D-Day Invasion
On the File menu, click Print to print the information.
D-Day Invasion
IV. The Invasion Begins

A storm forced postponement to June 6, so it was just before midnight on June 5 that more than 20,000 Allied airborne troops parachuted into France. Their mission was to seize and hold the bridges and roads the Germans could use to move to the battlefields once the great amphibious maneuvers began. The British airborne landed on the left of the invasion area; the American on the right. Both drops suffered from scattering, particularly of the U.S. paratroopers, because of enemy ground fire and a lack of navigational aids. The troops had to locate one another and then move and fight in small groups, many unrelated by unit, rather than in organized battle formations as planned. The one advantage of this scattering was that it confused the enemy, who had great difficulty determining the size and scope of the invading force. By the end of D-Day, the exits from the beaches and the entrances to the battle area were both held by the Allies.

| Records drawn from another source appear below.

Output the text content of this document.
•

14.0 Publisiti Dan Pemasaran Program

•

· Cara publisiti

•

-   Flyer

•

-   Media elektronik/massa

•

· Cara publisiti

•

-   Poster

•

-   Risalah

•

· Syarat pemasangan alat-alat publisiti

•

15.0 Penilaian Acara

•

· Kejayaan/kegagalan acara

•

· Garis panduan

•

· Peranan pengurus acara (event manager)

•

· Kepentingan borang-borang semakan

The assault beaches were named, from west to east, Utah, Omaha, Gold, Juno, and Sword. The Americans landed at Omaha and Utah, the Canadians at Juno, and the British at Gold and Sword. America’s forces included the 1st, 4th, and 29th Infantry Divisions, and the 82nd and 101st Airborne Divisions. The British sent their 3rd and 50th Infantry Divisions and 6th Airborne Division, while the Canadians used their 3rd Infantry Division. Shortly after 6 am the invasion rolled ashore. At Sword, Gold, and Utah, enemy resistance was relatively light, and the Allied forces had considerable success; on Utah Beach, for example, U.S. soldiers moved rapidly up roadways leading from the beach to join some of the airborne troops.

At Juno, meanwhile, the invading Canadians faced a beach littered with partially submerged obstacles. Landing craft were forced to feel their way in. The troops waded ashore and zigzagged through the obstacles, but German mines took a heavy toll. In the first hour of the invasion at Juno, 50 percent of the Canadian assault team members became casualties.

The savagery peaked at Omaha Beach, the largest of the Overlord assault areas, where the Germans had built formidable defenses and heavily mined the waters and the sand. Their weapons were fixed to cover the beach with spraying fire from three directions. Omaha was designed to be a killing zone.

West of Omaha beach, a promontory known as Pointe du Hoc jutted into the English Channel. The promontory provided an elevated vantage point from which huge German guns could fire upon both Omaha and Utah beaches. Intelligence and photo reconnaissance had identified six 155-mm guns in casemates (defensive structures made of concrete) on the point. The Allied command knew Omaha was the key to the fate of the landings.

The task of neutralizing the German guns fell to the U.S. Army Second Ranger Battalion. Three companies landed at Pointe du Hoc at 7:10 am and began scaling the cliffs to engage the Germans on top in a heavy firefight. Within minutes of the landing the first Ranger was up the cliff; then the others fought their way in small groups to the casemates, only to find the 155-mm guns removed. The Rangers moved forward, sending a two-man patrol down a narrow road leading south, where they discovered some guns 500 yards from the crewmates. The two Americans quickly put the guns out of action with special thermite grenades, handheld incendiary devices that soldiers used to destroy equipment. Shortly after 9 am the Army Rangers on Pointe du Hoc had accomplished their mission. The cost was half their fighting force.

At Omaha Beach itself everything went wrong. Most of the tanks launched to support the infantry sank. With few exceptions, units did not land where planned because strong winds and tidal currents had scattered the boats in all directions. Throughout the landing the formidable German defensive positions showered deadly fire upon the ranks of invading Americans. Bodies and damaged craft littered the sand. Men seeking refuge behind obstacles pondered the deadly sprint across the beach to the seawall, which offered at last some protection at the base of the cliff.

At 8:30 am all Allied landings ceased at Omaha. The force on the beach was on its own. Slowly, in small groups, the troops scaled the cliffs. Navy destroyers sailed in, scraping bottom in the shallow water and blasting away point-blank at the German fortifications. By noon enemy fire had decreased noticeably as the German defensive positions were taken from the rear. By nightfall the Americans—who had suffered about 2,400 dead and wounded at Omaha—held positions nowhere near the planned objectives but they did have a toehold on the beach. In 18 harrowing hours, the walls of Hitler’s Fortress Europe had been breached.

The fighting continued after D-Day, but the Nazis were doomed. Rommel knew it. On June 17, less than two weeks after the invasion began he returned to Germany. Once Hitler’s favorite general, Rommel felt that he could be candid and direct when so many lives were at stake. He tried to persuade Hitler that the end of the war was inevitable and that the only justifiable course, for the sake of Germany, was to seek a negotiated surrender. Hitler would hear none of it. On the contrary, he came to regard Rommel as a traitor. In October, implicated in a plot to kill Hitler and faced with court-martial and almost certain execution, Rommel committed suicide.